Skewing and distortion – OCR can handle a small amount of skewing, but recognition degrades as skewing and distortion increase.
Noise – speckles, streaks, watermarks, stamps, and other marks that are not part of the text that interferes with OCR. This can include images with handwritten notes, circled text, and other notations, which are done to document prior to scanning sometimes. When noise touches text, it can interfere with character recognition. Even when it does not, it can interfere with line recognition and block identification.
Background – As part of text extraction, OCR must determine what is text and what is background. Content Analyzer supports color and gray scale images but too many colors or some color combinations can interfere with its ability to identify foreground and background colors. Inverse text is supported by Content Analyzer.

Size

Content Analyzer supports processing of files up to 250 MB. However, file size directly impacts the time to process. Using file types and formats that generate smaller files improve the performance. If using images from digital cameras or mobile phones, recognize that they are intended to provide the photograph quality images and are fairly large. Where possible, use documents that are generated by scanners or other sources where file size can be controlled.

Format

Some file formats and compressed files, such as JPG or lossy compressed file, keep the file size smaller but blurred and loss of clarity to character edges. Ultimately, they lead to lower OCR results. Use lossless compression formats where possible. Note that while PDF documents themselves are lossless, if the images used to generate them are lower quality, the PDF OCR results reflect that.

Fonts

The OCR engine is capable of recognizing text with many different fonts. However, standard fonts, such as Arial and New Times Roman, provide better recognition results than fonts that have more unusual character shapes. OCR can also handle different font sizes, although very small sizes cannot be enough pixels to clearly identify the characters, and large font sizes cannot be recognized as text at all. Testing is required to determine where those limits are for your documents.

DPI settings

Optimal DPI for recognition is generally 200 or 300 DPI for both the X and Y axis. Higher DPIs can be used for better recognition with small fonts or when recognizing languages containing intricate characters. Therefore, however, higher DPIs also increase file size and processing time. Recognition results for DPIs below 200 are lower from the loss of character clarity. DPI for the X and Y axis should be the same. Note that fax images are both low DPI and have unequal DPI values for the X and Y coordinate. As such, fax recognition is lower than for other types of documents.

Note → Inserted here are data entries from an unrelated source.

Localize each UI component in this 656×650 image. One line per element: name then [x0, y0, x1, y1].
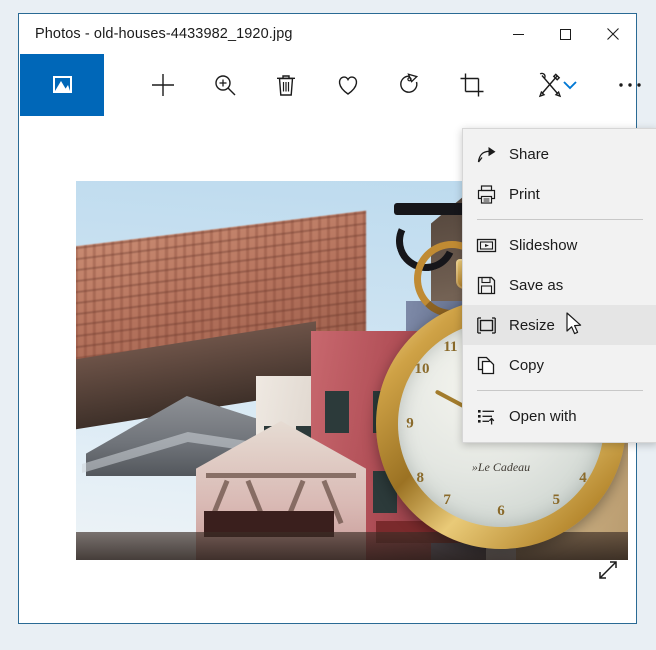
more-options-icon — [619, 83, 641, 87]
toolbar-item-more[interactable] — [604, 54, 656, 116]
clock-numeral: 5 — [552, 492, 561, 508]
menu-item-label: Share — [509, 145, 550, 163]
menu-item-share[interactable]: Share — [463, 134, 656, 174]
menu-item-resize[interactable]: Resize — [463, 305, 656, 345]
crop-icon — [460, 73, 484, 97]
toolbar — [19, 54, 641, 116]
clock-numeral: 11 — [443, 339, 458, 355]
menu-item-slideshow[interactable]: Slideshow — [463, 225, 656, 265]
add-icon — [152, 74, 174, 96]
clock-numeral: 10 — [414, 361, 430, 377]
desktop-background: Photos - old-houses-4433982_1920.jpg 4 5… — [0, 0, 656, 650]
menu-item-open-with[interactable]: Open with — [463, 396, 656, 436]
clock-numeral: 6 — [497, 503, 505, 519]
open-with-icon — [463, 406, 509, 427]
menu-divider — [477, 390, 643, 391]
toolbar-item-zoom[interactable] — [199, 54, 251, 116]
close-icon — [606, 28, 619, 40]
clock-numeral: 9 — [406, 415, 414, 432]
menu-divider — [477, 219, 643, 220]
menu-item-save-as[interactable]: Save as — [463, 265, 656, 305]
menu-item-label: Copy — [509, 356, 545, 374]
clock-motto: »Le Cadeau — [471, 460, 531, 474]
toolbar-item-favorite[interactable] — [322, 54, 374, 116]
photos-window: Photos - old-houses-4433982_1920.jpg 4 5… — [18, 13, 656, 624]
toolbar-item-collection[interactable] — [20, 54, 104, 116]
print-icon — [463, 184, 509, 205]
clock-numeral: 7 — [443, 492, 451, 508]
title-bar: Photos - old-houses-4433982_1920.jpg — [19, 14, 636, 54]
delete-icon — [277, 75, 295, 96]
resize-icon — [463, 315, 509, 336]
edit-create-chevron-button[interactable] — [559, 54, 581, 116]
slideshow-icon — [463, 235, 509, 256]
close-button[interactable] — [589, 14, 636, 54]
toolbar-item-delete[interactable] — [260, 54, 312, 116]
chevron-down-icon — [563, 81, 577, 90]
menu-item-label: Save as — [509, 276, 564, 294]
toolbar-item-add[interactable] — [137, 54, 189, 116]
toolbar-item-crop[interactable] — [446, 54, 498, 116]
zoom-in-icon — [215, 75, 236, 96]
menu-item-label: Slideshow — [509, 236, 578, 254]
menu-item-print[interactable]: Print — [463, 174, 656, 214]
menu-item-label: Resize — [509, 316, 555, 334]
window-title: Photos - old-houses-4433982_1920.jpg — [35, 26, 293, 42]
maximize-button[interactable] — [542, 14, 589, 54]
save-icon — [463, 275, 509, 296]
window-controls — [495, 14, 636, 54]
favorite-heart-icon — [338, 76, 358, 95]
copy-icon — [463, 355, 509, 376]
expand-diagonal-icon — [599, 561, 617, 579]
rotate-icon — [400, 73, 419, 93]
minimize-button[interactable] — [495, 14, 542, 54]
photo-collection-icon — [53, 76, 72, 93]
maximize-icon — [560, 28, 571, 40]
menu-item-label: Open with — [509, 407, 577, 425]
expand-button[interactable] — [595, 557, 621, 583]
toolbar-item-rotate[interactable] — [384, 54, 436, 116]
more-options-menu: Share Print Slideshow Save as Resize Cop… — [462, 128, 656, 443]
menu-item-copy[interactable]: Copy — [463, 345, 656, 385]
menu-item-label: Print — [509, 185, 540, 203]
share-icon — [463, 144, 509, 165]
minimize-icon — [513, 33, 524, 35]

Note: To process the file you need the following font size and DPI:

If the font size is higher than 12 with 100 DPI, you can get a high level of confidence.
If the font size is below 8 with 200 DPI or low, you can get a low level of confidence, or might not get the correct OCR.
If any font size is with 300 DPI, you can get a high level of confidence.

Character substitution

Some characters are very difficult to differentiate for an OCR engine. For example, O (capital letter), o (lowercase letter), and 0 (number). Content Analyzer does perform semantic normalization, so if looking for ‘cost’, it finds a match with ‘C0st’. Text accuracy can also be improved for key values, by selecting Mostly Alphabetic or Mostly Numeric when defining the keys in the ontology.

Performance

When planning a system, one of the key metrics is throughput. How long does it take the average document to process, and by extension, how many documents per hour and per day can you process. You need to test to determine what your performance ultimately is. However, here are the primary factors, some of which have already been mentioned.

Hardware speed – This is somewhat of a given, but important to consider when determining performance. If you are testing the Development system on that does not match the Production system that you run on, the performance results differ.
System size – Content Analyzer is capable of processing documents in parallel, the exact number being based on the size of your system. So, if one document takes X seconds, it does not necessarily mean that 10 documents take 10 times X seconds. Testing with many documents is needed to determine total throughput.
File size – OCR analyzes images pixel by pixel. Therefore, large images have more pixels and take longer to process.
Complex of image – Images with lots of texts take longer time to process than images with a small amount of text. For this reason, avoid by using sample documents when performance testing, as they often have less text and process faster than actual documents.

Summary

The information provided here should give you a better understanding of why you are seeing the recognition results and performance of your documents. Ideally, it can also suggest the ways that you can modify your file ingestion methods to generate documents that provide the most optimal results.